Сквайр, ревновавший внука ко всем вокруг, никого к нему не подпускал, а физическую сторону ухода осуществляла одна из самых опытных служанок. Молли постоянно требовалась и самому мистеру Хемли, чтобы выслушивать его бесконечные бессвязные горестные откровения относительно смерти сына, восторги по поводу очарования малыша и тревожные опасения, вызванные затянувшейся болезнью невестки. Молли не обладала удивительной способностью Синтии заинтересованно выслушивать заурядные разговоры, однако там, где участвовало сердце, умела проявлять глубокое сочувствие. В данном случае она хотела лишь одного: чтобы сквайр не видел в Эме той помехи, которой явно ее считал, хотя на словах ни за что не признал бы этого. Он часто повторял, что, даже если больной станет лучше, ее нельзя отпускать до полного выздоровления, — хотя никто, кроме него самого, ни на миг не предполагал, что Эме оставит сына. Однажды Молли спросила у отца, не пора ли поговорить со сквайром: объяснить, что ребенок не сможет без матери, а значит, ей нельзя уезжать.

— Наберись терпения и жди, — коротко ответил мистер Гибсон. — Время все расставит на свои места.

Благом оказалось и то, что Молли пользовалась всеобщей любовью старых слуг: они безропотно выполняли все ее распоряжения. Во многом помогал авторитет отца, а также то, что она никогда не заботилась о собственных удобствах и ничего не требовала для себя лично. Молли с величайшей кротостью терпела бытовую неустроенность, но не думала об этом, стремясь помочь всем, кому это было нужно, и исполнить данные во время ежедневных визитов многочисленные поручения отца. Возможно, он слишком перегружал дочь обязанностями, но она никогда не жаловалась и безропотно выполняла каждое указание.

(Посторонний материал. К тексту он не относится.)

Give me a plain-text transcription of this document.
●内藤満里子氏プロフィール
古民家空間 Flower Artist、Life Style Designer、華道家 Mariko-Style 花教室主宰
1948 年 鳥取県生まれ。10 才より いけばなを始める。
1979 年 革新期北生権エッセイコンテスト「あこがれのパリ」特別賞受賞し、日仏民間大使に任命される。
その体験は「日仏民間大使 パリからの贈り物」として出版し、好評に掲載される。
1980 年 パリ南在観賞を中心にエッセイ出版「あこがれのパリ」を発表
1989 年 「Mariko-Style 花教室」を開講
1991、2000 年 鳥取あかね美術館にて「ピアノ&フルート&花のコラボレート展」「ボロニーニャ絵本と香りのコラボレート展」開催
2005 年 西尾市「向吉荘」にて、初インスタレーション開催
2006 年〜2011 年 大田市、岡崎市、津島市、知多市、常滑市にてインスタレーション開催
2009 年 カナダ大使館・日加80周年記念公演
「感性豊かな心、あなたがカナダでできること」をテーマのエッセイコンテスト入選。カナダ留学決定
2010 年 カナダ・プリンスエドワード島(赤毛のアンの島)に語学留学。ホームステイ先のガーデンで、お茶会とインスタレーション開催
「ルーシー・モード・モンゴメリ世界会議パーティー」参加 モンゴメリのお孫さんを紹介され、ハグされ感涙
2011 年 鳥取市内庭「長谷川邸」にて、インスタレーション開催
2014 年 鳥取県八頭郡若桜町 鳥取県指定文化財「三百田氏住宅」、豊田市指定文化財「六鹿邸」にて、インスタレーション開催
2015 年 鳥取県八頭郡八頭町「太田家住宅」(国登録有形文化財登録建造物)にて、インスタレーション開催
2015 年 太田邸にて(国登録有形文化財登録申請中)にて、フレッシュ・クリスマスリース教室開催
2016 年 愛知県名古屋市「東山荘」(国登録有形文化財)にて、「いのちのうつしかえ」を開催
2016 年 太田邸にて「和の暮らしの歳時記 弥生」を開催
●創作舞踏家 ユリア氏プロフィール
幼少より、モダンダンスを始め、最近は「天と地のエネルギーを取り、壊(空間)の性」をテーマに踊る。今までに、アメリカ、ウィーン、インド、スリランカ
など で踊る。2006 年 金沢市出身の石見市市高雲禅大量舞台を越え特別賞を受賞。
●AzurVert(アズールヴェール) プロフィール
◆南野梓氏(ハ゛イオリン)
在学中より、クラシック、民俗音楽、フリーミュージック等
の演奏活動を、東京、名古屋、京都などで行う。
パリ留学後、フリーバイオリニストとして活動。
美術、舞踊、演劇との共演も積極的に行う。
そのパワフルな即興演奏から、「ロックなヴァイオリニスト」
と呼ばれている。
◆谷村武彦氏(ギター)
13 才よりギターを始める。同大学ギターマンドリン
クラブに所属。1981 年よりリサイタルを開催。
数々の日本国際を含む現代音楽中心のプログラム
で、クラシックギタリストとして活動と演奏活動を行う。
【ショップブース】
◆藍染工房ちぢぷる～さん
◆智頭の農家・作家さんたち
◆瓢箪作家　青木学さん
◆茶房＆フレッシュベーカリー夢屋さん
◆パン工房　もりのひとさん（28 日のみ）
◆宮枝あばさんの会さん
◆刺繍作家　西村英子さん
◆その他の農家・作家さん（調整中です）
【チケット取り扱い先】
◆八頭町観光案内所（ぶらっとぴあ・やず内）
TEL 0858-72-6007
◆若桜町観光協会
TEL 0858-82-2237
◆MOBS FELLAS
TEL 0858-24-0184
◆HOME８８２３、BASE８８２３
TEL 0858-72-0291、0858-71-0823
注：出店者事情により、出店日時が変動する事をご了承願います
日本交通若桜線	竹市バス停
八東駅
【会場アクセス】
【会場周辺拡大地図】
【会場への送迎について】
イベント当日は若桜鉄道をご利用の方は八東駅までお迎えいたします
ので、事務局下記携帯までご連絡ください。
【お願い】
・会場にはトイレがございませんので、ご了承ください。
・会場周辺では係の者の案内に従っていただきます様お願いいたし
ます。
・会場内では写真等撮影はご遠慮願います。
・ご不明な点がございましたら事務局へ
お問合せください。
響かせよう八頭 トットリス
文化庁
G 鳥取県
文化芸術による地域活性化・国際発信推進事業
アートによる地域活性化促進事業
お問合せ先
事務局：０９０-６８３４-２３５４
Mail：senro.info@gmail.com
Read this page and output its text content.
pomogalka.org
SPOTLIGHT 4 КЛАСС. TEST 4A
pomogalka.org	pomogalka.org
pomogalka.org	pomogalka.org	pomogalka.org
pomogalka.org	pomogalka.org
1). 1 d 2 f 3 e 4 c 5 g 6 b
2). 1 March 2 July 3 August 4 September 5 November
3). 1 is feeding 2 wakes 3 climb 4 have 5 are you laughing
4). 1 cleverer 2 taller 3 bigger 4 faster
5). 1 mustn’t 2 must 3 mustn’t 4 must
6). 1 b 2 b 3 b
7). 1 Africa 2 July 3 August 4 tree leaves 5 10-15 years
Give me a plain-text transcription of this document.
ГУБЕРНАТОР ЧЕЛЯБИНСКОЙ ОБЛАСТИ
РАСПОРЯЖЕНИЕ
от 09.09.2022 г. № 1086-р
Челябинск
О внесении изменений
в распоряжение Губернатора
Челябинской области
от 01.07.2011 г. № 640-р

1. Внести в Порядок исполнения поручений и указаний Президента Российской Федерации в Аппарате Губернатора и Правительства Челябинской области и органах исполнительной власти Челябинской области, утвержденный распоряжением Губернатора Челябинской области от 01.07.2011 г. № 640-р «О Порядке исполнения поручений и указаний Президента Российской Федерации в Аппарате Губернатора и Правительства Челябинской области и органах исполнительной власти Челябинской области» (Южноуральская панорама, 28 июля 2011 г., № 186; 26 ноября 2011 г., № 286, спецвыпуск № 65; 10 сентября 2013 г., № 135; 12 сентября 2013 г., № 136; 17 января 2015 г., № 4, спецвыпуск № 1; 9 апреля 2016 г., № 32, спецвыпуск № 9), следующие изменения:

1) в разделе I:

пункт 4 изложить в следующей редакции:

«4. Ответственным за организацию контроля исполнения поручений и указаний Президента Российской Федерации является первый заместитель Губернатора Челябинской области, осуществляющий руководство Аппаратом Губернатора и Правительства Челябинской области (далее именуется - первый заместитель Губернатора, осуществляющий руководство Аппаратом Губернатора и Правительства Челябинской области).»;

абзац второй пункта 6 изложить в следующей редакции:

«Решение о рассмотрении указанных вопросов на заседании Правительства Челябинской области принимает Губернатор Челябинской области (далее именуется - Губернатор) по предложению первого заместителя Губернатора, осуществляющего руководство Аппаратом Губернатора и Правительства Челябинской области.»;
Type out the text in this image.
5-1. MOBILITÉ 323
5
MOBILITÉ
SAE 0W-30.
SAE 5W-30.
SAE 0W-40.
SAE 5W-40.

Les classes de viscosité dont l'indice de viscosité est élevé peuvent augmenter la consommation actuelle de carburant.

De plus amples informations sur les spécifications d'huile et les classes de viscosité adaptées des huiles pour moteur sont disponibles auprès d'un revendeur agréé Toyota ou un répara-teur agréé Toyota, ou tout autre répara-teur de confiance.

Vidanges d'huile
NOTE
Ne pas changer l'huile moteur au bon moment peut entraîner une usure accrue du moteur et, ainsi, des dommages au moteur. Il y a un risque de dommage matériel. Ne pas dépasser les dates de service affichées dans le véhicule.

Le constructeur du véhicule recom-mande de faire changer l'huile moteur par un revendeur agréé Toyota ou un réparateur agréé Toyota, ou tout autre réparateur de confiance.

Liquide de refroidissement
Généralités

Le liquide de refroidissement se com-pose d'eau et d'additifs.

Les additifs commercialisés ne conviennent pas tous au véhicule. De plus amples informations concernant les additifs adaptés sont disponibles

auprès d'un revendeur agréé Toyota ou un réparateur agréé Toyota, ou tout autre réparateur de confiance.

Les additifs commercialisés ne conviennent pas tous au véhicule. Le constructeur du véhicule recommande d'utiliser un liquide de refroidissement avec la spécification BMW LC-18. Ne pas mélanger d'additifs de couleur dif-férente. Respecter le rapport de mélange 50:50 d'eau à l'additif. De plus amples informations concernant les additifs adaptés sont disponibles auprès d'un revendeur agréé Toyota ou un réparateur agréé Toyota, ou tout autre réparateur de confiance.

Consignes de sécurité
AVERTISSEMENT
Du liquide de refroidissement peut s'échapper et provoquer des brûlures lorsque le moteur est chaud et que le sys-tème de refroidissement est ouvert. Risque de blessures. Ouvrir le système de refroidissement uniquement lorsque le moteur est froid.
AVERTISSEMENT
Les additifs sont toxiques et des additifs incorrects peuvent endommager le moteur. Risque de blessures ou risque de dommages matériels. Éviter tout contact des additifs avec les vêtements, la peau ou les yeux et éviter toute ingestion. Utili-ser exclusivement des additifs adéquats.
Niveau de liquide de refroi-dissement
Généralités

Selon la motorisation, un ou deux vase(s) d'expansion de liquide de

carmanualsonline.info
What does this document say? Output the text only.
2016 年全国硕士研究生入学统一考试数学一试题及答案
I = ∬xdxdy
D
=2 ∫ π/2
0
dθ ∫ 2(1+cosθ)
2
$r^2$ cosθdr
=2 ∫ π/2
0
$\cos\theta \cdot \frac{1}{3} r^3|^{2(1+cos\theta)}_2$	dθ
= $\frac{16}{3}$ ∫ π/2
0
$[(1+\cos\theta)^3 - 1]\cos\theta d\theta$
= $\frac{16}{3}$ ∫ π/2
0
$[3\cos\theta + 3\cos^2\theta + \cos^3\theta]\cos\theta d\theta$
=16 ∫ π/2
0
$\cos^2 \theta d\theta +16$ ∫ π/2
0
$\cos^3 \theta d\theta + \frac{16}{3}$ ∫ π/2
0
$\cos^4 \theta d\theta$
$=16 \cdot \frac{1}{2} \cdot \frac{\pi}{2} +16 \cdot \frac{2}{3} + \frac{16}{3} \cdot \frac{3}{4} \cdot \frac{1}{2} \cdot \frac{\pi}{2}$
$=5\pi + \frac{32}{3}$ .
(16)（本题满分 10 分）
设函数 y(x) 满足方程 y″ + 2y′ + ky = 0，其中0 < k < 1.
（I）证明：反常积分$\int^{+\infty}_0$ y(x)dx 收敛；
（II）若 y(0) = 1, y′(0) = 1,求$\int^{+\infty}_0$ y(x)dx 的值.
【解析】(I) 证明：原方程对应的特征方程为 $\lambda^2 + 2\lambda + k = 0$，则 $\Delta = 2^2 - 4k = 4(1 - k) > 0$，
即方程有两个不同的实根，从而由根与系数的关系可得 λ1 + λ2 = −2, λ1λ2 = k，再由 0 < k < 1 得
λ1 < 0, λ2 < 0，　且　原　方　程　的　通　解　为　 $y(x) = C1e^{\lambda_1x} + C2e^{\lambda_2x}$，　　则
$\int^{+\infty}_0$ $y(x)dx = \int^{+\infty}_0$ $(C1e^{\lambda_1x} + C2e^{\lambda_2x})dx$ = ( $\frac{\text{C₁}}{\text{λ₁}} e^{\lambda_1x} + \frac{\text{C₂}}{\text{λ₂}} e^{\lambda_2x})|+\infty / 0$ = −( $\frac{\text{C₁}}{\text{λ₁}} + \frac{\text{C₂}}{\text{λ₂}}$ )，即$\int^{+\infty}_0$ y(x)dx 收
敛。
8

Только однажды, уже после того как миссис Осборн Хемли, как выразились сиделки, «перешла черту» и лежала слабая, словно новорожденный ребенок, но без лихорадки и в полном сознании, на внезапный вопрос отца, как она себя чувствует, Молли ответила, что смертельно устала: голова постоянно болит, а мысли путаются и вязнут, словно в болоте.

— Не продолжай, — остановил ее мистер Гибсон в остром приступе тревоги, если не раскаяния. — Приляг здесь, спиной к свету. Сейчас вернусь и тебя осмотрю, а уж потом поеду.

Он отправился на поиски сквайра и прошел немалый путь, прежде чем обнаружил мистера Хемли на поле яровой пшеницы, где женщины занимались прополкой, а маленький внук резвился в самых грязных местах, доступных маленьким ножкам, а потом хватал деда за палец и хохотал.

— Итак, Гибсон, как больная? Лучше? Вот бы в такой чудесный день вынести ее на воздух! Я постоянно уговаривал своего бедного сына почаще выходить из дому: наверное, даже раздражал назойливостью, — но природа — великолепный источник силы. Хотя, возможно, английский воздух не подействует так благотворно на француженку: полностью поправиться можно только дома, где бы он ни находился.

— Не знаю. Мне кажется, что надо устроить Эме здесь. Трудно вообразить место лучше. Но сейчас разговор не о ней, а о моей дочери. Можно заказать для Молли экипаж?

Последние слова прозвучали с таким напряжением, словно мистер Гибсон поперхнулся.